Now let's analyze how this worked.  The key is that I have to send you some sort of info that locks me into a choice, but doesn't reveal that choice to you.  It should be clear that sending you the product of the two primes does in fact tell you what numbers I used.  The question is whether you could have figured out my choice before I revealed the key (the composite primes). To do that you'd need to factor a large almost prime number.  Factoring the above number wouldn't be that hard, but it would be much harder than coming up with the 4 digit primes that make it up.  For that scale imagine we had to do this all by hand, hundreds of years ago, (playing by paper mail). Coming up with a 4 digit prime would be hard, but not that hard.  However, factoring a 7 digit number would take much longer.  With computers we can generate much larger primes, and as the size of the primes increase the length of time to factor a number that is the product of two of them grows even faster.  Thus in a real life example I'd send a number hundreds of digits long, which would take years to factor.  It would only take a few seconds or minutes though, to confirm that the composite primes are in fact prime, or to generate them in the first place.

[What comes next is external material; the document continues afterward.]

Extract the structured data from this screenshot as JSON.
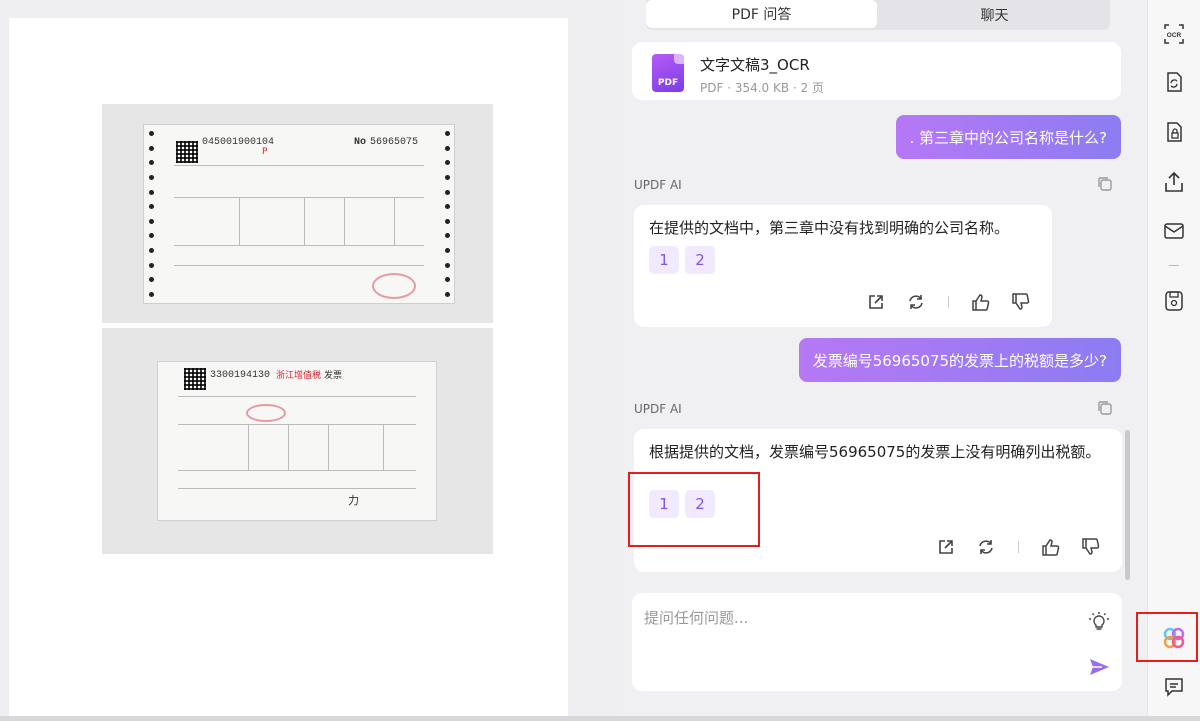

I was going to end with an actual number, but upon trying this I realized that any prime big enough to make factoring difficult would be absurdly large (think of that binder), and the product of two of them would be even larger.  Thus I'd have to send several mbytes of text to you.  I suppose I could get by with using a prime that was only a few hundred digits long, but that would probably be factorable by some specialty program.  Plus it'd still be very difficult to add all the digits.  I could write a program to do all this stuff, but it's probably not worth it just for a closing line in this email.

Comparing Text

One of the books I read mentioned an interesting way of comparing the author of texts.  As you probably know, common compression programs make a dictionary of the most common strings of text, and then replaces them.  So the way this method works is this, you take two fairly large (10kbytes) samples of text from known authors.  You zip (or rar or whatever) them and note the file size.  Then you take a smaller sample of text by an unknown author (although it should be one of the two from above), and add it to the two text bodies, and rezip them.  Now you note the size increase.  Whichever file combined adds less size is likely the author.

If you think about it, how it works is that the more similar a file is the easier it is to compress, thus when both pieces of text are by the same author (with the same writing style), it compresses smaller.  So, I tried this out, I got my article on accelerating returns, and a few paragraphs from elsewhere on my site.  Then I found some other site and grabbed another chunk of text.  I rar'd it all and my file added less size than the other file.  This was all well and good, but I knew the style of writing was pretty different, I couldn't find anything that would be written in the same semi casual style as mine (mind you I didn't have the internet, so I was searching through the limited selection of site I had downloaded).  While I was mentally explaining all this to you, I was using an example of two bodies of text, one written by me, one you, and then a shorter one that was either me or you, but unknown.  Then I realized that I could use the trip reports as the two larger bodies, and then one of your emails I had saved as the test text.  So I did all this, and rar'd it up, and it turns out my text added less, than your (thus indicating that the test text was more similar to mine, and thus was written by me).

So I adjusted some things like the file size of the two unzipped sample texts, to make the match.  When I redid it, the results were less, but still said I was the author.  I was going to do a joke that claimed this meant you had plagiarized it from me.  I didn't bring the files in though, and I too tired to be funny, so you are going to have to just imagine how funny it would have been.